As the respiratory system’s oxygen passageway, the nose facilitates the movement of air through chambers in the throat—called the nasopharynx and oropharynx—to the voice box and lungs (Bradford 2015).

The most familiar part of the nose anatomy is the visible outer structure, including the nostrils. Inside are the septum, a wall of cartilage, and two nasal cavities that lead to a system of canals and air pockets, called sinus cavities. The cavities extend to the back of the skull, above the oral cavity in the cheekbones, and between the eyes and brows. These components assist in smelling, tasting and immune system defense, as well as breathing (Bradford 2015).

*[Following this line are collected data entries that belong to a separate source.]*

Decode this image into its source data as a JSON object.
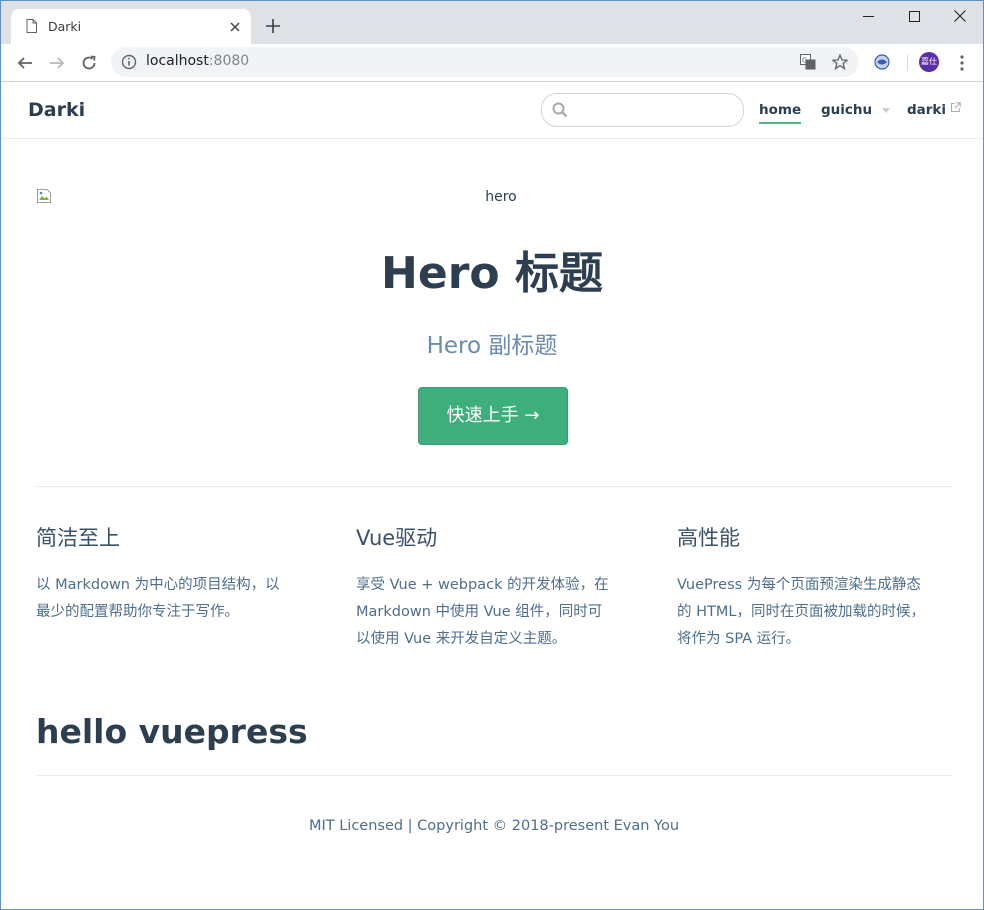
{
  "browser": {
    "tab_title": "Darki",
    "url_host": "localhost",
    "url_port": ":8080",
    "avatar_text": "嘉仕"
  },
  "navbar": {
    "site_name": "Darki",
    "search_placeholder": "",
    "links": [
      {
        "label": "home",
        "active": true
      },
      {
        "label": "guichu",
        "dropdown": true
      },
      {
        "label": "darki",
        "external": true
      }
    ]
  },
  "hero": {
    "image_alt": "hero",
    "title": "Hero 标题",
    "subtitle": "Hero 副标题",
    "action_text": "快速上手 →"
  },
  "features": [
    {
      "title": "简洁至上",
      "details_lines": [
        "以 Markdown 为中心的项目结构，以",
        "最少的配置帮助你专注于写作。"
      ]
    },
    {
      "title": "Vue驱动",
      "details_lines": [
        "享受 Vue + webpack 的开发体验，在",
        "Markdown 中使用 Vue 组件，同时可",
        "以使用 Vue 来开发自定义主题。"
      ]
    },
    {
      "title": "高性能",
      "details_lines": [
        "VuePress 为每个页面预渲染生成静态",
        "的 HTML，同时在页面被加载的时候，",
        "将作为 SPA 运行。"
      ]
    }
  ],
  "content": {
    "heading": "hello vuepress"
  },
  "footer": {
    "text": "MIT Licensed | Copyright © 2018-present Evan You"
  },
  "colors": {
    "accent": "#3eaf7c",
    "text": "#2c3e50",
    "subtitle": "#6a8bad",
    "window_border": "#5f8fc5"
  }
}
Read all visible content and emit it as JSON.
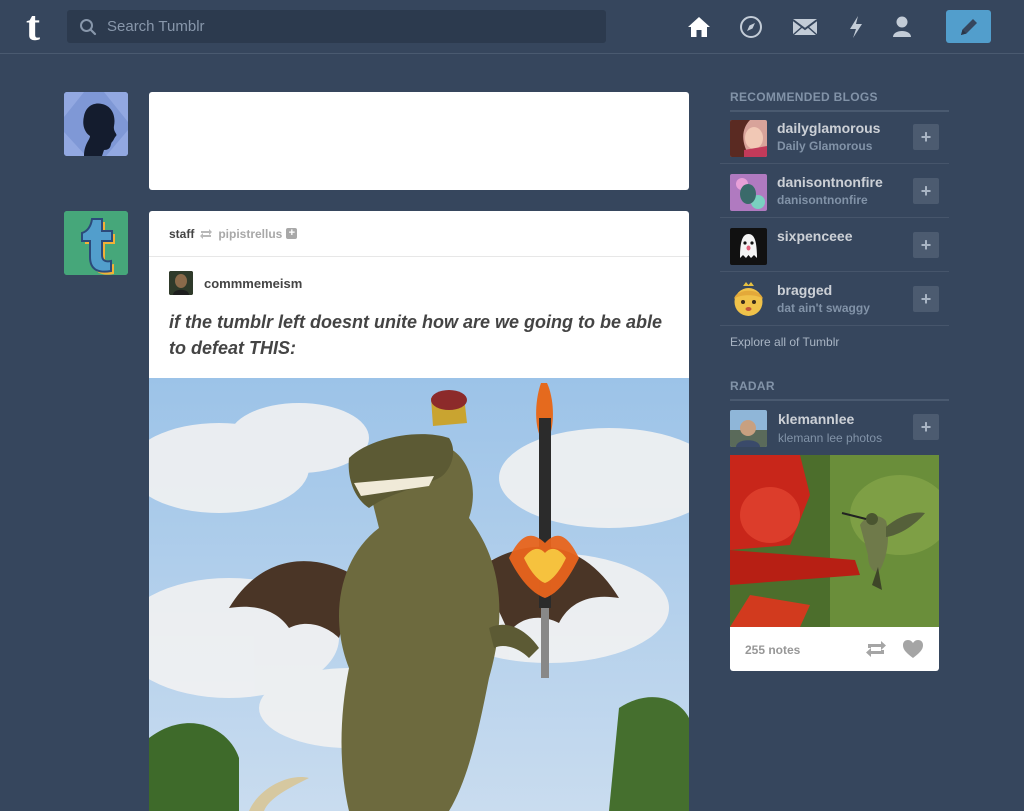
{
  "topbar": {
    "logo_letter": "t",
    "search_placeholder": "Search Tumblr",
    "nav_icons": [
      "home-icon",
      "explore-compass-icon",
      "inbox-envelope-icon",
      "activity-lightning-icon",
      "account-person-icon"
    ],
    "compose_icon": "pencil-icon",
    "accent_color": "#529ecc",
    "background_color": "#36465d"
  },
  "post": {
    "author": "staff",
    "reblogged_from": "pipistrellus",
    "reblog_author": "commmemeism",
    "title": "if the tumblr left doesnt unite how are we going to be able to defeat THIS:"
  },
  "sidebar": {
    "recommended_heading": "RECOMMENDED BLOGS",
    "blogs": [
      {
        "name": "dailyglamorous",
        "title": "Daily Glamorous"
      },
      {
        "name": "danisontnonfire",
        "title": "danisontnonfire"
      },
      {
        "name": "sixpenceee",
        "title": ""
      },
      {
        "name": "bragged",
        "title": "dat ain't swaggy"
      }
    ],
    "explore_link": "Explore all of Tumblr",
    "radar_heading": "RADAR",
    "radar": {
      "name": "klemannlee",
      "title": "klemann lee photos",
      "notes": "255 notes"
    }
  }
}
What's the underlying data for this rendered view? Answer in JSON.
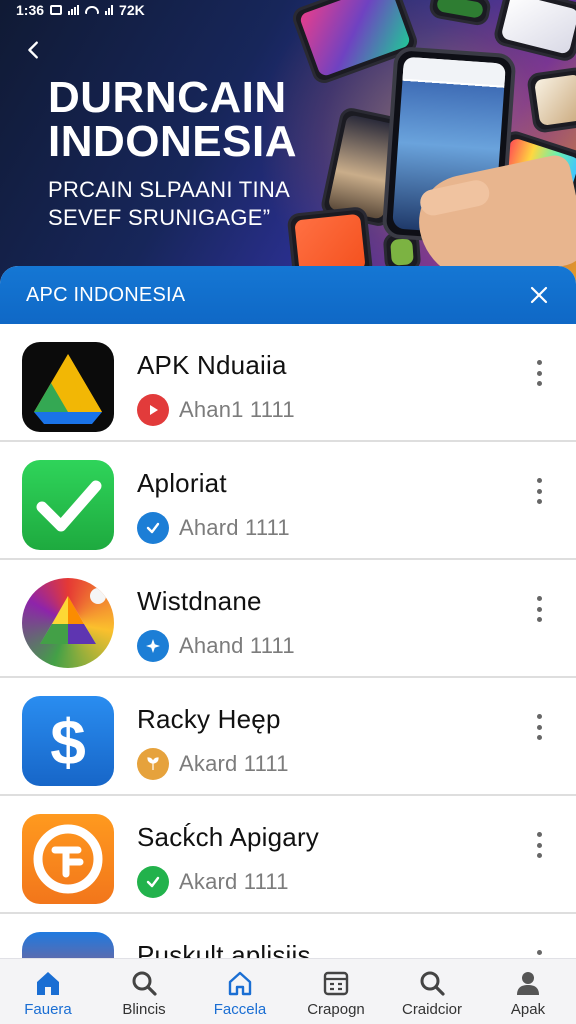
{
  "status_bar": {
    "time": "1:36",
    "network": "72K"
  },
  "hero": {
    "title": "DURNCAIN INDONESIA",
    "subtitle": "PRCAIN SLPAANI TINA SEVEF SRUNIGAGE”"
  },
  "sheet": {
    "title": "APC INDONESIA",
    "apps": [
      {
        "name": "APK Nduaiia",
        "sub": "Ahan1 1111",
        "badge_icon": "play-icon",
        "badge_color": "#e23b3b"
      },
      {
        "name": "Aploriat",
        "sub": "Ahard 1111",
        "badge_icon": "check-icon",
        "badge_color": "#1c7ed6"
      },
      {
        "name": "Wistdnane",
        "sub": "Ahand 1111",
        "badge_icon": "star-icon",
        "badge_color": "#1c7ed6"
      },
      {
        "name": "Racky Heęp",
        "sub": "Akard 1111",
        "badge_icon": "leaf-icon",
        "badge_color": "#e6a23c"
      },
      {
        "name": "Sacḱch Apigary",
        "sub": "Akard 1111",
        "badge_icon": "check-icon",
        "badge_color": "#22b24c"
      },
      {
        "name": "Puskult aplisiis",
        "sub": "",
        "badge_icon": "",
        "badge_color": ""
      }
    ]
  },
  "bottom_nav": [
    {
      "label": "Fauera",
      "icon": "home-icon",
      "active": true
    },
    {
      "label": "Blincis",
      "icon": "search-icon",
      "active": false
    },
    {
      "label": "Faccela",
      "icon": "house-outline-icon",
      "active": true
    },
    {
      "label": "Crapogn",
      "icon": "calendar-icon",
      "active": false
    },
    {
      "label": "Craidcior",
      "icon": "search-icon",
      "active": false
    },
    {
      "label": "Apak",
      "icon": "profile-icon",
      "active": false
    }
  ],
  "colors": {
    "accent": "#1577d4",
    "header_bg": "#0f68c6",
    "text_muted": "#7c7c7c"
  }
}
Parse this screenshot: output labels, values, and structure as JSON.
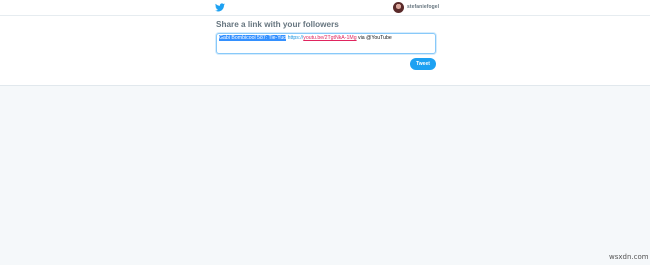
{
  "header": {
    "logo_icon": "twitter-bird-icon",
    "username": "stefaniefogel",
    "brand_color": "#1da1f2"
  },
  "share": {
    "heading": "Share a link with your followers",
    "compose": {
      "selected_text": "Gabi Bombicool 587: Tie-Yud",
      "link_prefix": "https://",
      "link_rest": "youtu.be/2TgtNkA-1Mg",
      "suffix": " via @YouTube"
    },
    "tweet_button_label": "Tweet"
  },
  "watermark": "wsxdn.com"
}
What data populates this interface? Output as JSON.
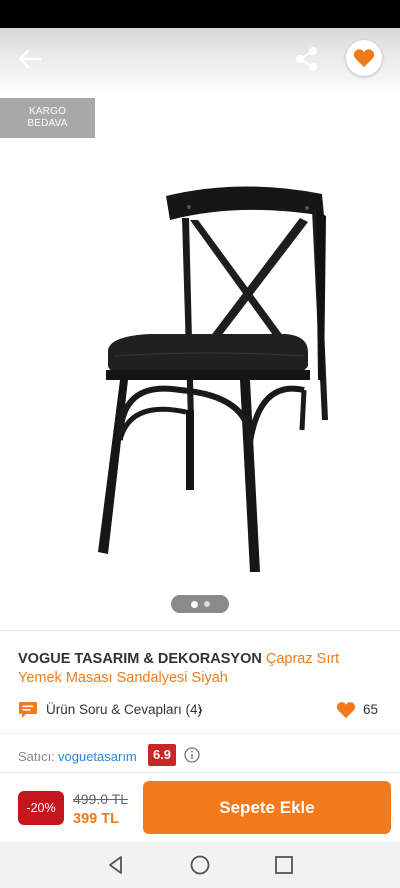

Read on to get a whiff of more fun facts about the olfactory organ:

  • The nose helps with immunity by filtering air. Fine, hairlike appendages on the nasal tissue, called cilia, catch debris as air passes. The debris is then trapped by mucus created in the sinuses and later swallowed for processing in the stomach (Bradford 2015; Cleveland Clinic 2020).
  • To prepare inhaled air for your lungs, your nasal passage humidifies the air using three sets of turbinates—called the upper, middle and lower conchae (Cleveland Clinic 2020).
  • Nasal mucus is made of water, proteins, antibodies and salts. It is typically clear, but when the body is fighting an infection, mucus can turn yellow or green from a chemical secreted by white blood cells to kill pathogens (Bradford 2015).
  • Breathing through the nose instead of the mouth during aerobic exercise—as you would in a yoga practice—can improve endurance and athletic performance. A study found that the lower breath rate allows more time for oxygen to reach the bloodstream and requires less work from the body to gather oxygen. Nasal breathing may also help activate lower parts of the lungs associated with the parasympathetic nerves, improving concentration and relaxation (Panasevich 2020).
  • The human nose can smell over 1 trillion scents! These are captured by the olfactory cleft in the roof of the nasal cavity, which contains several nerve endings that carry smell sensations to the brain (Bradford 2015).